From the Wikipedia entry on Vallejo: "Although the Treaty of Guadalupe Hidalgo formally protected the legal rights of Mexicans now part in the United States, a long legal challenge to Vallejo's land title cost him thousands of dollars in legal fees and finally deprived him of almost all his land and farm animals. Most Californios could not afford the legal expenses to claim their lands, which were thus lost to wealthy Americans and the flood of immigrants, beginning with the Gold Rush, which left the Californios outnumbered and unable to protect their political power."
I find this assertion very relevant to the current state of affairs in the State of California. Citizens in other parts of the country tend to regard the Hispanic diaspora moving northward as a minor social problem, which can be solved with a bit of fine-tuning of our national immigration laws; but a little historical perspective can be very useful here. If trends in illegal Mexican and Central American immigration continue, California will undoubtedly become overwhelmed with Hispanics. Just as the sparse Mexican population in California was overwhelmed politically, and through sheer numbers by the middle of the 19th Century, California may become inundated with foreign arrivals, and end up becoming, in effect, a kind of extended Mexican province, officially a part of America, but in reality controlled politically by a people and an ethnic tradition that has its roots to the south.
Life in Alta California was certainly pleasant in many ways, and the coming of the "white" population from the East (and abroad) was by no means an unalloyed blessing to the land or its original indigenous population of Indians, or to the Mexicans who'd first settled it. But the California I grew up in, a century after it became a State, was a much nicer place than it's since become. Post-War suburban in-fill is rapidly being replaced by sprawling cheap cookie-cutter tracts, and our cities have steadily ghetto-ized, with large, alien groups of Spanish-speaking living in barrios. The American culture and way of life owes some of its "riparian" culture to the Spanish and Mexicans, but few would advocate that we allow our country to be turned into another version of Mexico--an outlaw nation, burdened by corruption and poverty and overpopulation on a frightening scale.

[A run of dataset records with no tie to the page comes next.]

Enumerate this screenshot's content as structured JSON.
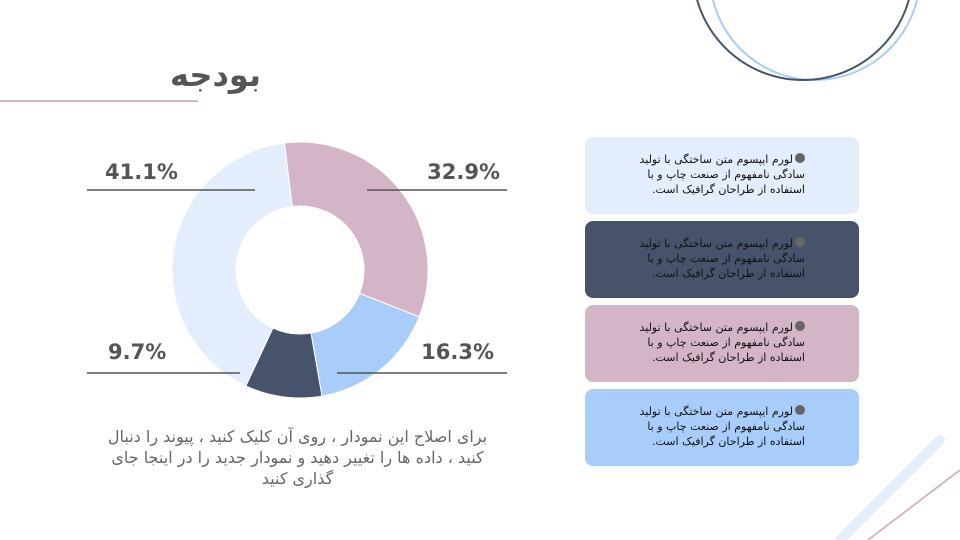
{
  "title": "بودجه",
  "chart_data": {
    "type": "donut",
    "categories": [
      null,
      null,
      null,
      null
    ],
    "values": [
      32.9,
      16.3,
      9.7,
      41.1
    ],
    "value_labels": [
      "32.9%",
      "16.3%",
      "9.7%",
      "41.1%"
    ],
    "colors": [
      "#d4b5c8",
      "#a9cdfa",
      "#47536b",
      "#e3edfc"
    ]
  },
  "caption": "برای اصلاح این نمودار ، روی آن کلیک کنید ، پیوند را دنبال کنید ، داده ها را تغییر دهید و نمودار جدید را در اینجا جای گذاری کنید",
  "boxes": [
    {
      "text": "لورم ایپسوم متن ساختگی با تولید سادگی نامفهوم از صنعت چاپ و با استفاده از طراحان گرافیک است.",
      "color": "#e3edfc"
    },
    {
      "text": "لورم ایپسوم متن ساختگی با تولید سادگی نامفهوم از صنعت چاپ و با استفاده از طراحان گرافیک است.",
      "color": "#47536b"
    },
    {
      "text": "لورم ایپسوم متن ساختگی با تولید سادگی نامفهوم از صنعت چاپ و با استفاده از طراحان گرافیک است.",
      "color": "#d4b5c8"
    },
    {
      "text": "لورم ایپسوم متن ساختگی با تولید سادگی نامفهوم از صنعت چاپ و با استفاده از طراحان گرافیک است.",
      "color": "#a9cdfa"
    }
  ]
}
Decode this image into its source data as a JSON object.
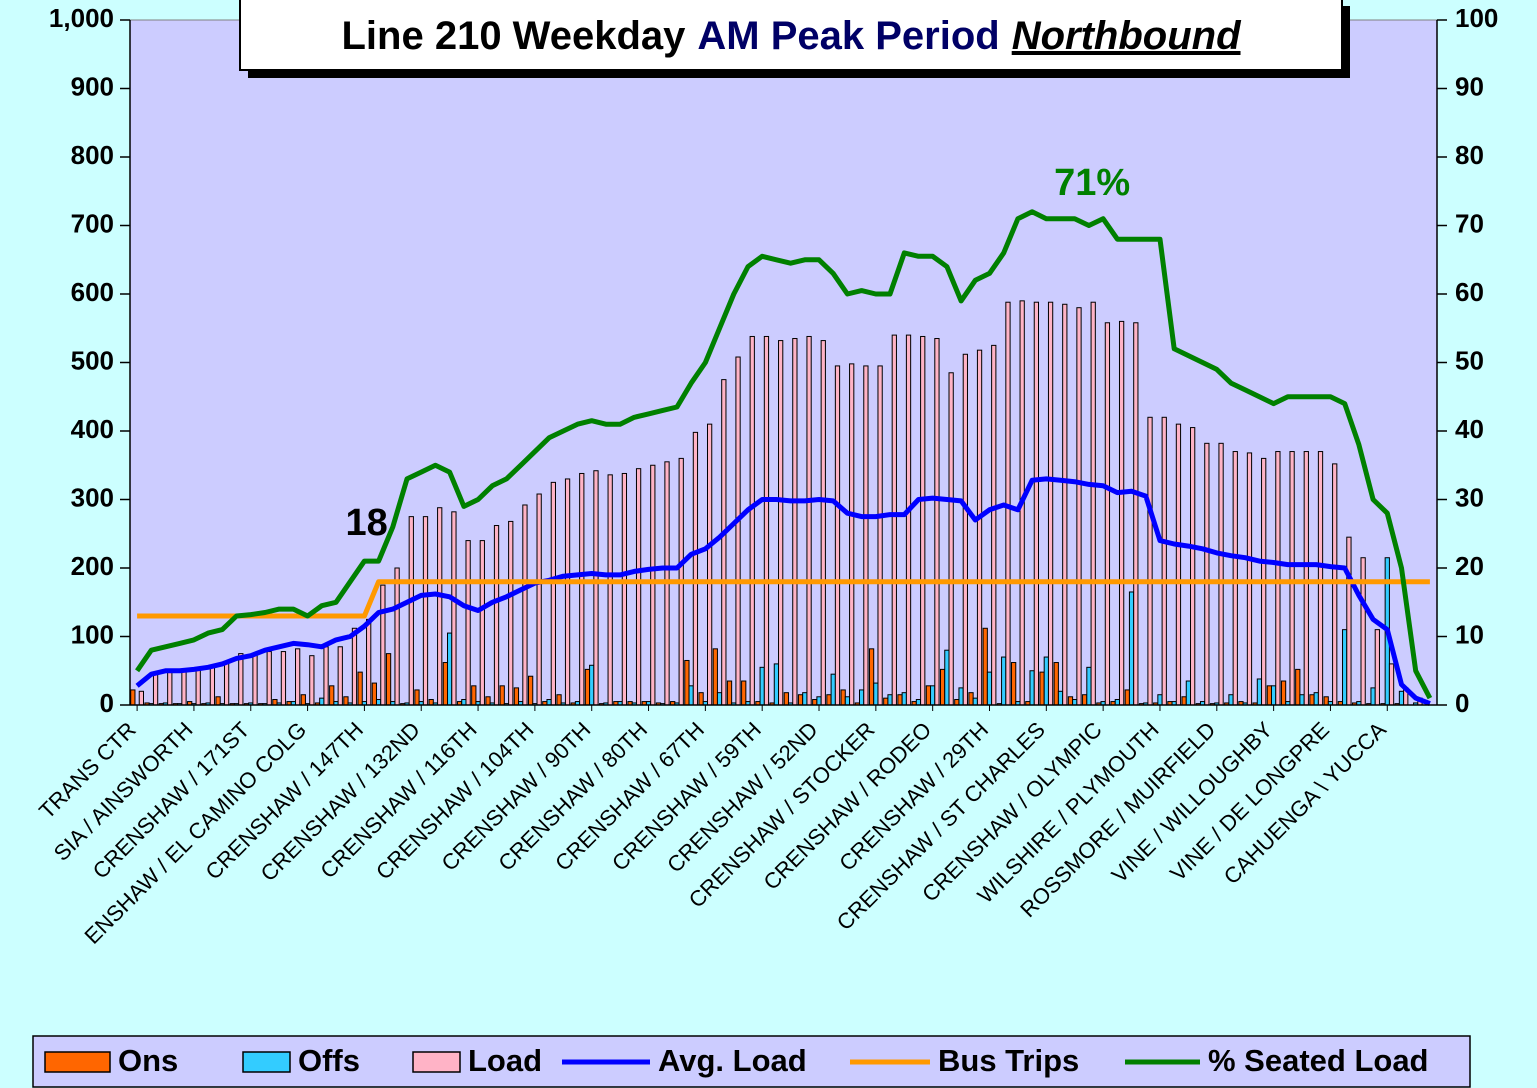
{
  "chart_data": {
    "type": "bar",
    "title": "Line 210 Weekday",
    "title_period": "AM Peak Period",
    "title_direction": "Northbound",
    "categories": [
      "TRANS CTR",
      null,
      null,
      null,
      "SIA / AINSWORTH",
      null,
      null,
      null,
      "CRENSHAW / 171ST",
      null,
      null,
      null,
      "ENSHAW / EL CAMINO COLG",
      null,
      null,
      null,
      "CRENSHAW / 147TH",
      null,
      null,
      null,
      "CRENSHAW / 132ND",
      null,
      null,
      null,
      "CRENSHAW / 116TH",
      null,
      null,
      null,
      "CRENSHAW / 104TH",
      null,
      null,
      null,
      "CRENSHAW / 90TH",
      null,
      null,
      null,
      "CRENSHAW / 80TH",
      null,
      null,
      null,
      "CRENSHAW / 67TH",
      null,
      null,
      null,
      "CRENSHAW / 59TH",
      null,
      null,
      null,
      "CRENSHAW / 52ND",
      null,
      null,
      null,
      "CRENSHAW / STOCKER",
      null,
      null,
      null,
      "CRENSHAW / RODEO",
      null,
      null,
      null,
      "CRENSHAW / 29TH",
      null,
      null,
      null,
      "CRENSHAW / ST CHARLES",
      null,
      null,
      null,
      "CRENSHAW / OLYMPIC",
      null,
      null,
      null,
      "WILSHIRE / PLYMOUTH",
      null,
      null,
      null,
      "ROSSMORE / MUIRFIELD",
      null,
      null,
      null,
      "VINE / WILLOUGHBY",
      null,
      null,
      null,
      "VINE / DE LONGPRE",
      null,
      null,
      null,
      "CAHUENGA \\ YUCCA",
      null,
      null,
      null
    ],
    "series": [
      {
        "name": "Ons",
        "type": "bar",
        "color": "#ff6600",
        "values": [
          22,
          3,
          2,
          2,
          5,
          2,
          12,
          2,
          2,
          2,
          8,
          5,
          15,
          3,
          28,
          12,
          48,
          32,
          75,
          2,
          22,
          8,
          62,
          5,
          28,
          12,
          28,
          25,
          42,
          5,
          15,
          3,
          52,
          2,
          5,
          5,
          5,
          3,
          5,
          65,
          18,
          82,
          35,
          35,
          5,
          3,
          18,
          15,
          8,
          15,
          22,
          3,
          82,
          10,
          15,
          5,
          28,
          52,
          8,
          18,
          112,
          2,
          62,
          5,
          48,
          62,
          12,
          15,
          3,
          5,
          22,
          2,
          3,
          5,
          12,
          2,
          2,
          3,
          5,
          3,
          28,
          35,
          52,
          15,
          12,
          5,
          3,
          2,
          2,
          2,
          0,
          0
        ]
      },
      {
        "name": "Offs",
        "type": "bar",
        "color": "#33ccff",
        "values": [
          0,
          2,
          3,
          2,
          2,
          3,
          2,
          2,
          3,
          2,
          3,
          5,
          2,
          10,
          5,
          3,
          5,
          8,
          5,
          3,
          5,
          3,
          105,
          8,
          5,
          3,
          2,
          5,
          2,
          8,
          3,
          5,
          58,
          3,
          5,
          3,
          5,
          2,
          3,
          28,
          5,
          18,
          3,
          5,
          55,
          60,
          3,
          18,
          12,
          45,
          12,
          22,
          32,
          15,
          18,
          8,
          28,
          80,
          25,
          10,
          48,
          70,
          5,
          50,
          70,
          20,
          8,
          55,
          5,
          8,
          165,
          3,
          15,
          5,
          35,
          5,
          3,
          15,
          3,
          38,
          28,
          5,
          15,
          18,
          5,
          110,
          5,
          25,
          215,
          20,
          3,
          0
        ]
      },
      {
        "name": "Load",
        "type": "bar",
        "color": "#ffb3c6",
        "values": [
          20,
          48,
          48,
          52,
          55,
          58,
          62,
          75,
          75,
          78,
          78,
          82,
          72,
          85,
          85,
          112,
          125,
          175,
          200,
          275,
          275,
          288,
          282,
          240,
          240,
          262,
          268,
          292,
          308,
          325,
          330,
          338,
          342,
          336,
          338,
          345,
          350,
          355,
          360,
          398,
          410,
          475,
          508,
          538,
          538,
          532,
          535,
          538,
          532,
          495,
          498,
          495,
          495,
          540,
          540,
          538,
          535,
          485,
          512,
          518,
          525,
          588,
          590,
          588,
          588,
          585,
          580,
          588,
          558,
          560,
          558,
          420,
          420,
          410,
          405,
          382,
          382,
          370,
          368,
          360,
          370,
          370,
          370,
          370,
          352,
          245,
          215,
          110,
          60,
          25,
          10,
          0
        ]
      },
      {
        "name": "Avg. Load",
        "type": "line",
        "color": "#0000ff",
        "values": [
          28,
          45,
          50,
          50,
          52,
          55,
          60,
          68,
          72,
          80,
          85,
          90,
          88,
          85,
          95,
          100,
          115,
          135,
          140,
          150,
          160,
          162,
          158,
          145,
          138,
          150,
          158,
          168,
          178,
          182,
          188,
          190,
          192,
          190,
          190,
          195,
          198,
          200,
          200,
          220,
          228,
          245,
          265,
          285,
          300,
          300,
          298,
          298,
          300,
          298,
          280,
          275,
          275,
          278,
          278,
          300,
          302,
          300,
          298,
          270,
          285,
          292,
          285,
          328,
          330,
          328,
          326,
          322,
          320,
          310,
          312,
          305,
          240,
          235,
          232,
          228,
          222,
          218,
          215,
          210,
          208,
          205,
          205,
          205,
          202,
          200,
          160,
          125,
          110,
          30,
          10,
          2
        ]
      },
      {
        "name": "Bus Trips",
        "type": "line",
        "axis": "y2",
        "color": "#ff9900",
        "values": [
          13,
          13,
          13,
          13,
          13,
          13,
          13,
          13,
          13,
          13,
          13,
          13,
          13,
          13,
          13,
          13,
          13,
          18,
          18,
          18,
          18,
          18,
          18,
          18,
          18,
          18,
          18,
          18,
          18,
          18,
          18,
          18,
          18,
          18,
          18,
          18,
          18,
          18,
          18,
          18,
          18,
          18,
          18,
          18,
          18,
          18,
          18,
          18,
          18,
          18,
          18,
          18,
          18,
          18,
          18,
          18,
          18,
          18,
          18,
          18,
          18,
          18,
          18,
          18,
          18,
          18,
          18,
          18,
          18,
          18,
          18,
          18,
          18,
          18,
          18,
          18,
          18,
          18,
          18,
          18,
          18,
          18,
          18,
          18,
          18,
          18,
          18,
          18,
          18,
          18,
          18,
          18
        ]
      },
      {
        "name": "% Seated Load",
        "type": "line",
        "axis": "y2",
        "color": "#008000",
        "values": [
          5,
          8,
          8.5,
          9,
          9.5,
          10.5,
          11,
          13,
          13.2,
          13.5,
          14,
          14,
          13,
          14.5,
          15,
          18,
          21,
          21,
          26,
          33,
          34,
          35,
          34,
          29,
          30,
          32,
          33,
          35,
          37,
          39,
          40,
          41,
          41.5,
          41,
          41,
          42,
          42.5,
          43,
          43.5,
          47,
          50,
          55,
          60,
          64,
          65.5,
          65,
          64.5,
          65,
          65,
          63,
          60,
          60.5,
          60,
          60,
          66,
          65.5,
          65.5,
          64,
          59,
          62,
          63,
          66,
          71,
          72,
          71,
          71,
          71,
          70,
          71,
          68,
          68,
          68,
          68,
          52,
          51,
          50,
          49,
          47,
          46,
          45,
          44,
          45,
          45,
          45,
          45,
          44,
          38,
          30,
          28,
          20,
          5,
          1
        ]
      }
    ],
    "annotations": [
      {
        "text": "18"
      },
      {
        "text": "71%"
      }
    ],
    "ylim": [
      0,
      1000
    ],
    "yticks": [
      0,
      100,
      200,
      300,
      400,
      500,
      600,
      700,
      800,
      900,
      {
        "value": 1000,
        "label": "1,000"
      }
    ],
    "y2lim": [
      0,
      100
    ],
    "y2ticks": [
      0,
      10,
      20,
      30,
      40,
      50,
      60,
      70,
      80,
      90,
      100
    ],
    "grid": false,
    "legend": "bottom"
  }
}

The Old Bale Mill was a harbinger of the aggressively enterprising American commercial instinct, which built California in its first hundred years. It would be a shame to see it sold out to a vast, refugee, peasant population of immigrants. We need to secure our borders against further incursions, and to prevent a reverse "takeover" of our country, as occurred 150 years ago. If we don't preserve our heritage and our birthright, our sovereignty will be seized from us, in a "quiet" revolution of rapid foreign occupation. But it seems these days that no one's minding the store. California could eventually look and feel just like Mexico. It's not something we should look forward to. Our children deserve better.